Like any other method of research, animal testing can never provide a guarantee that new medicines will be safe. But without animal tests, we would have to go from in vitro and computer tests straight into humans, without the ability to pick up drugs that are severely toxic to living animals. That would be a nightmare scenario. 

Indeed, the scientific magazine Science said a couple of weeks ago:

"Research is needed to define better animal models of the human response to CD28 agonists” and extra precautions need to be taken “when antibodies are used to stimulate rather than neutralize components of the immune system.”

Science, 24 March 2006

However, in a letter to The Independent today, Dr Gill Langley, Director of the Dr Hadwen Trust, a charity that funds alternatives research, said “The health of volunteers must be safeguarded, but so must the crucial role of volunteer trials”. So far so good. But she then repeated the tired old animal rights mantra suggesting the animal tests were at fault:

”... seven organisations supporting non-animal research techniques, have proposed more test-tube research and safer volunteer studies, using drug microdoses too low to cause side effects. In January, the US Food and Drug Administration said the same. This approach could improve human safety and relieve animal suffering.”

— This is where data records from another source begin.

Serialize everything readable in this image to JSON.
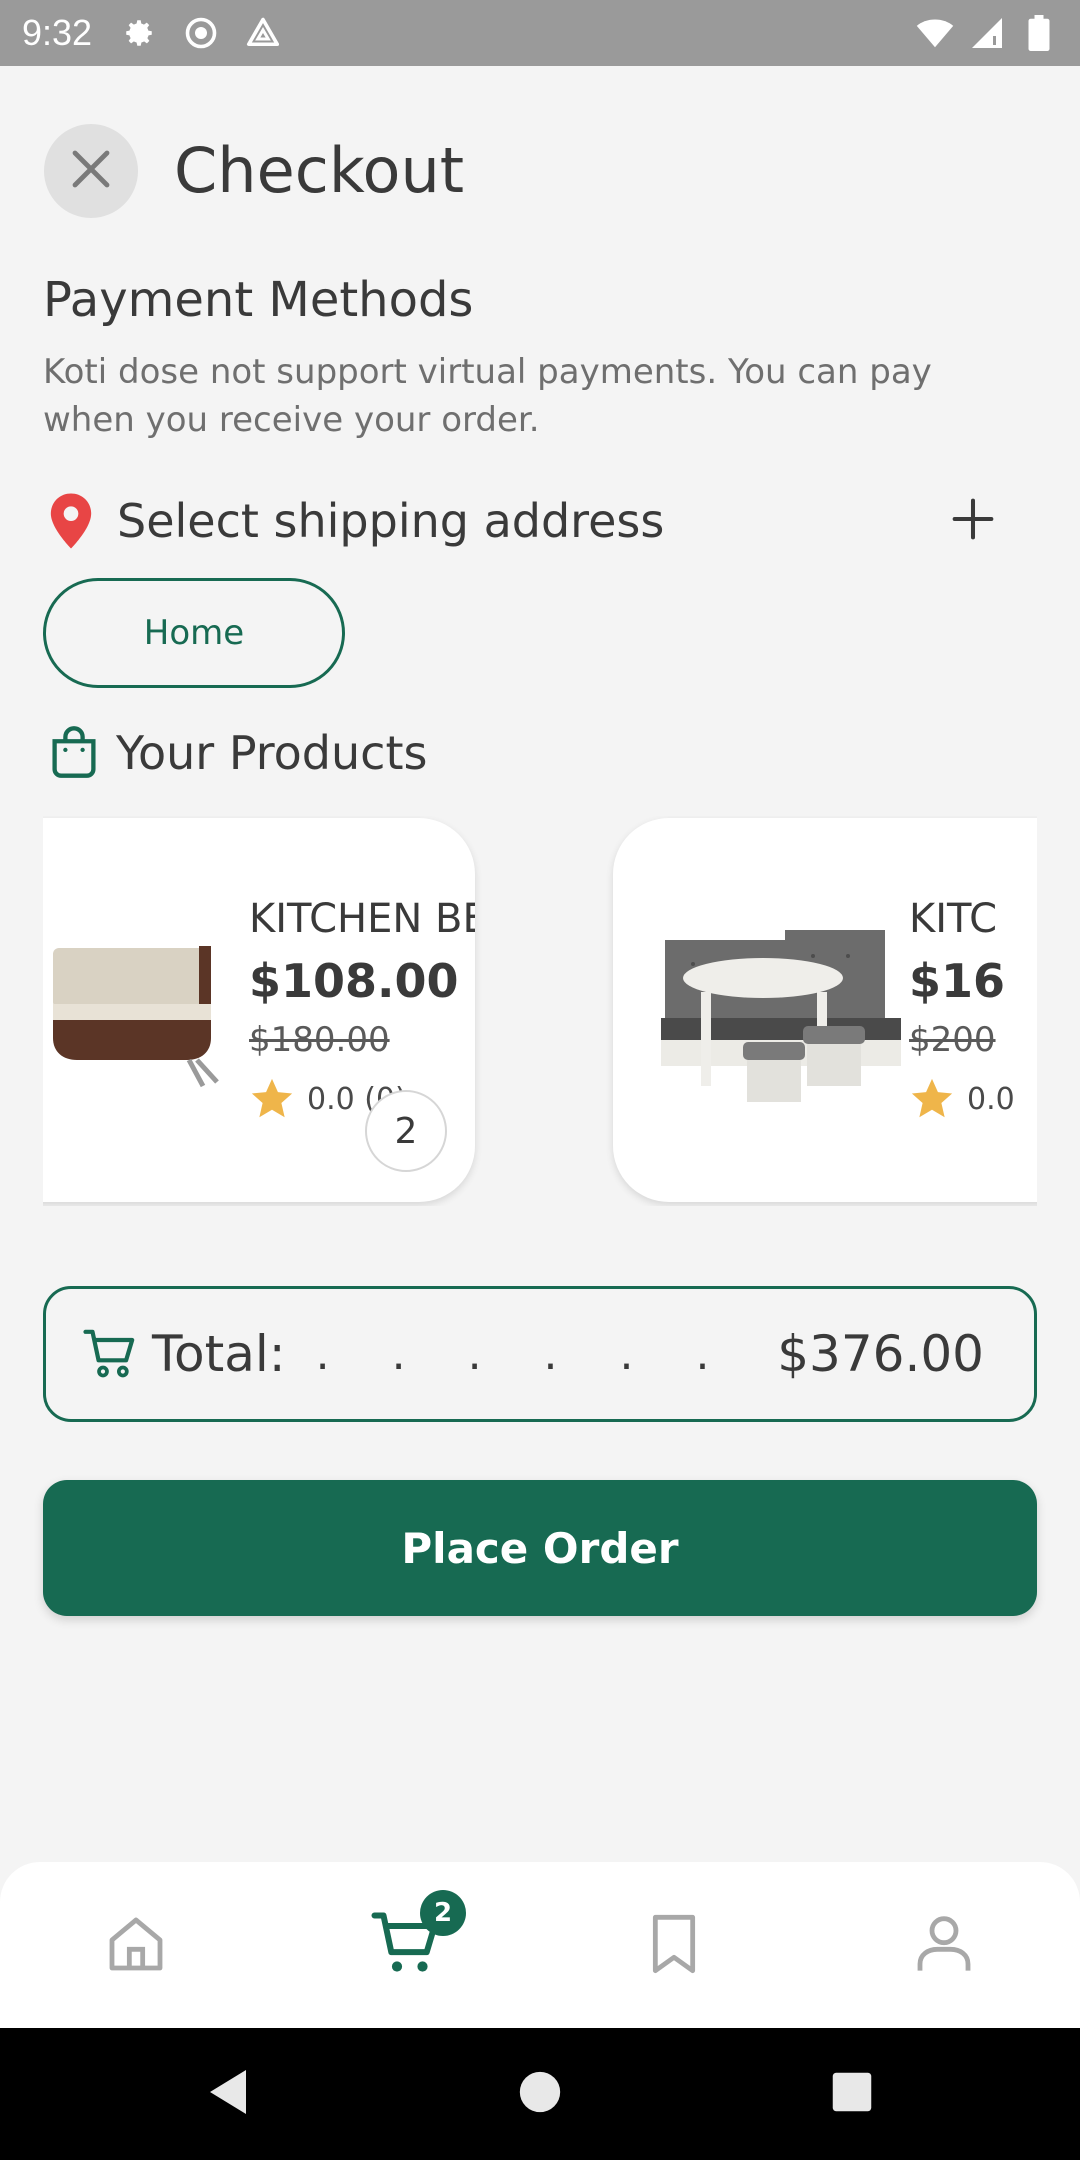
{
  "status_bar": {
    "time": "9:32",
    "icons_left": [
      "gear-icon",
      "record-icon",
      "drive-icon"
    ],
    "icons_right": [
      "wifi-icon",
      "signal-icon",
      "battery-icon"
    ]
  },
  "header": {
    "close_icon": "close-icon",
    "title": "Checkout"
  },
  "payment": {
    "title": "Payment Methods",
    "note": "Koti dose not support virtual payments. You can pay when you receive your order."
  },
  "shipping": {
    "label": "Select shipping address",
    "pin_icon": "location-pin-icon",
    "add_icon": "plus-icon",
    "selected_address": "Home"
  },
  "products": {
    "title": "Your Products",
    "icon": "shopping-bag-icon",
    "items": [
      {
        "name": "KITCHEN BENCH",
        "price": "$108.00",
        "old_price": "$180.00",
        "rating": "0.0 (0)",
        "quantity": "2"
      },
      {
        "name": "KITC",
        "price": "$16",
        "old_price": "$200",
        "rating": "0.0"
      }
    ]
  },
  "total": {
    "label": "Total:",
    "dots": ". . . . . . . . . .",
    "value": "$376.00",
    "icon": "cart-icon"
  },
  "actions": {
    "place_order": "Place Order"
  },
  "bottom_nav": {
    "items": [
      "home-icon",
      "cart-icon",
      "bookmark-icon",
      "profile-icon"
    ],
    "active": "cart",
    "cart_badge": "2"
  },
  "colors": {
    "brand": "#176a52",
    "background": "#f4f4f4",
    "pin": "#e84545",
    "star": "#efb54a"
  }
}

Gill Langley, Dr Hadwen Trust

Well, she would say that, wouldn’t she? Of course human tissue studies and animal studies and a whole lot more preceded the clinical trials. But Dr Langley can’t resist placing blame on the animal studies. What dose does she think was given to the human volunteers? One 500th that given to monkeys, ie a microdose. We need more human tissue studies AND animal studies, and less recourse to unthinking animal rights dogma.